If you consider that an ecosystem evolves to the constraints of its environment, even from their pre-history at Xerox Parc, early GUI frameworks were incredibly constrained. But I think the most important constraint in their development was object orientation. Smalltalk blazed the trail for GUI programming, everyone else following after modeled their systems in that way. Object orientation became the most expressive way to program a hierarchical widget system (which most desktop systems are). Even early Windows HWND-style programming emulates virtual dispatch in non-object oriented C (also 'gobject').

In response, a vast body of knowledge and techniques around object orientation were amassed to mitigate these constraints as the ecosystem matured through the 80s and 90s. Not just patterns like MVC, Flyweight, Command et al, but also structural techniques like the event loop.

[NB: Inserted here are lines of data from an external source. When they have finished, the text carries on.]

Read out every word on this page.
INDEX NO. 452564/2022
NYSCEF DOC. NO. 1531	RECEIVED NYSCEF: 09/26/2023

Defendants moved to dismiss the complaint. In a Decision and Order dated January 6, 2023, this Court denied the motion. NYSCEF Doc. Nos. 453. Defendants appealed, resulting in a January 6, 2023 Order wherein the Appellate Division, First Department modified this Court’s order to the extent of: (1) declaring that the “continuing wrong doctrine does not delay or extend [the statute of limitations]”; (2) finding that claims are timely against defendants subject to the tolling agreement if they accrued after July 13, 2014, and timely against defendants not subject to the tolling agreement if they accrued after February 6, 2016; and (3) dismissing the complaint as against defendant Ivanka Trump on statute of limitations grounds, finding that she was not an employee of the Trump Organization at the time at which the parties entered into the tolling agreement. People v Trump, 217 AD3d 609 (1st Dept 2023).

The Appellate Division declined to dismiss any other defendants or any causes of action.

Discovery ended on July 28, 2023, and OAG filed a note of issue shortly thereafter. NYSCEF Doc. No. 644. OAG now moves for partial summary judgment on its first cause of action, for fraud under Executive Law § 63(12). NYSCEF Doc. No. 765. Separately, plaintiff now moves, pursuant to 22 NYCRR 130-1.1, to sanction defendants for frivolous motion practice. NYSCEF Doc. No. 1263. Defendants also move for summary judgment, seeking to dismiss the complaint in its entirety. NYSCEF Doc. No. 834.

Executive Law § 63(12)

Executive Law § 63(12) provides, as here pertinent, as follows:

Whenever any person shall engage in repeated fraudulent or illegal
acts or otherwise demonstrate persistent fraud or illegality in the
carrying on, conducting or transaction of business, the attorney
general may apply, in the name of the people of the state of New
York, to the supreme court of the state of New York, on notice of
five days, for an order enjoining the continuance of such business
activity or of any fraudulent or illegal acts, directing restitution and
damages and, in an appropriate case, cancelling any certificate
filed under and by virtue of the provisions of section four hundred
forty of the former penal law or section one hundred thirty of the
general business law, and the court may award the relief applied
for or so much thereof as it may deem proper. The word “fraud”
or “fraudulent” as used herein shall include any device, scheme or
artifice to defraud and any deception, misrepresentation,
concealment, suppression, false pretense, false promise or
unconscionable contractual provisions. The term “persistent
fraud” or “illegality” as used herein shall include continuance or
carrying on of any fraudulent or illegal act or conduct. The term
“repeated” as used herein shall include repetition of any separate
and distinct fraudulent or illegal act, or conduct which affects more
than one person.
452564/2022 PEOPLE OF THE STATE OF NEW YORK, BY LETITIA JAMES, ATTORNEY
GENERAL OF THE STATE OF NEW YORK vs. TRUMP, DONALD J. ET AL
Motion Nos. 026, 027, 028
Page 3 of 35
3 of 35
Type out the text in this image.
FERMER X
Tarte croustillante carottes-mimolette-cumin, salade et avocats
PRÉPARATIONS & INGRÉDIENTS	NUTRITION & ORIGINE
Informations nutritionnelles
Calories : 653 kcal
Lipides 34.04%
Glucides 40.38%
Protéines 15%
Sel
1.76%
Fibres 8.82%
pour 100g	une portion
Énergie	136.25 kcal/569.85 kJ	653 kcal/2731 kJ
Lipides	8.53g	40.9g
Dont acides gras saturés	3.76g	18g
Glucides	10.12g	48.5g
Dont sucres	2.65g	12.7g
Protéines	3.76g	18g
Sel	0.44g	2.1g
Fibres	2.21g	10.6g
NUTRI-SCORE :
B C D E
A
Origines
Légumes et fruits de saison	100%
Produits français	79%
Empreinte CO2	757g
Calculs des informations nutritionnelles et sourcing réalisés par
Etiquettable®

> Eventually, somewhere near the end of the 90s/middle of the 2000s, most of these things were "solved" for desktop/native, or put less charitably, they stopped changing.

So at the end of the 90s/middle of the 2000s the web browser grew out of being a document viewer into a very constrained widget kit, but the programming model was not object oriented and so the 'solved' problems needed to be solved again for a new set of constraints. Few of the traditional techniques applied, and the old object oriented way was either adapted (e.g. data binding became Redux, Flyweight/Prototype became templates) or disposed. Personally I find it a bit of a waste, but I don't expend any energy in the new ecosystem, so I don't want to be too judgy.

But I don't think desktop widget kits 'stopped changing', and are cherry-picking ideas from the browser, like 'declarative' (XAML, QML, etc) and 'responsive' (widget containers that re-flow the viewport for phone/tablet orientation etc). I hope I haven't misunderstood your question and wasted everyone's time.

1 comments

Good thoughts, thanks for that reply.